Monitoring and auto-recovery of services
If you run your own web, email, or other services, you need to be notified if these services are not up and running. There are tons of great choices available; which is right for you depends on your needs (how many operating systems do you support, what is your tolerance for complex configuration, how large of a system are we talking, etc). Two that I’ve used and can recommend are Nagios and Monit.
I’ve used Nagios in mixed Unix/Linux/Windows/MacOSX environments, and although it’s fairly time consuming to configure, it’s definitely very powerful. The workhorse of a Nagios system are plugins, which are simple Unix commands (they just return an exit code and optionally an informational message to tell Nagios whether the service is OK, in a warning state, or critical).
There are tons of Nagios plugins already written, which can check disk space, load average, monitor a specific TCP port, etc. Custom plugins can be written in any programming language that you like.
Nagios has a bunch of features like escalation (e.g. paging an on-call person if the service is down after an initial email), attempting to restart services, a web interface to schedule planned downtime and acknowledge outages, etc.
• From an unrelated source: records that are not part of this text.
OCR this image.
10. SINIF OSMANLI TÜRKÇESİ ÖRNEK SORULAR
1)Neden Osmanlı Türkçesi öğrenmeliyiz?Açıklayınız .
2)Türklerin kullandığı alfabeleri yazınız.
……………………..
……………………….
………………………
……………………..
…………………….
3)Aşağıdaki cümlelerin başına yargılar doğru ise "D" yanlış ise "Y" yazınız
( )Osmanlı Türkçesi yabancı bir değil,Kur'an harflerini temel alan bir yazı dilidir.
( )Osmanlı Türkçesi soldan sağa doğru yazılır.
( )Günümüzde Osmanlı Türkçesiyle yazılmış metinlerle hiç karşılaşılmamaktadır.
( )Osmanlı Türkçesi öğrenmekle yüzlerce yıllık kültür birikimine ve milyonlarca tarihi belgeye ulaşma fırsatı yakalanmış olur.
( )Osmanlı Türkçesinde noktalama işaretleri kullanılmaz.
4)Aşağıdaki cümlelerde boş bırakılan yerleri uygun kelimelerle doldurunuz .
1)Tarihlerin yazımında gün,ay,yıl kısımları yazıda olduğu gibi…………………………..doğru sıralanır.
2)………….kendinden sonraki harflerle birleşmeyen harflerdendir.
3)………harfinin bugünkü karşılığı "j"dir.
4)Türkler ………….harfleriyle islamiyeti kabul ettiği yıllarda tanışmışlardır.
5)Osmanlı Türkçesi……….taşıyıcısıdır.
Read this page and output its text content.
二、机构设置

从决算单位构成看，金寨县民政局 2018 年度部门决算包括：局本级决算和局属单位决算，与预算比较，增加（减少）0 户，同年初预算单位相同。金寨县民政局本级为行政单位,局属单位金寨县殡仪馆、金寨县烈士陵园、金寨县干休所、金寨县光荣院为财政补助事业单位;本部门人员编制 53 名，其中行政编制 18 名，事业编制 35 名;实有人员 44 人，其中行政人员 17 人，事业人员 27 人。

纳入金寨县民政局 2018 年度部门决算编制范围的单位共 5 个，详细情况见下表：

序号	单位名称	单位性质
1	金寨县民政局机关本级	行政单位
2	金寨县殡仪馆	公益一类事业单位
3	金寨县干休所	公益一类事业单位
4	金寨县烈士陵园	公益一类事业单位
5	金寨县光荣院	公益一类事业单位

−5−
Nagios is great, but as I said it takes a little while to come up to speed on configuration, and if you only have one host it might be a bit more than you need. A much simpler system that I’ve been using on standalone hosts lately is Monit, which primarily exists to attempt auto-recovery and alert when service outages happen.
For example, if you want to try restarting your MySQL server before being paged, that’s really simple to specify in monitrc (the Monit config file):
check process mysql with pidfile /var/run/mysqld/mysqld.pid start program = "/etc/init.d/mysql start" stop programĀ = "/etc/init.d/mysql stop" if failed port 3306 then restart if 2 restarts within 3 cycles then timeout
You can also use Monit to restart or stop an application if it uses too much CPU, spawns too many children (as Apache does for each incoming connection), starts taking too much memory, etc. which can help to mitigate bugs and deal with denial of service attacks.
Monit isn’t a client/server system like Nagios, but this does not necessarily preclude you from configuring it centrally if you use a good deployment system (that’s a subject for a future blog post, though).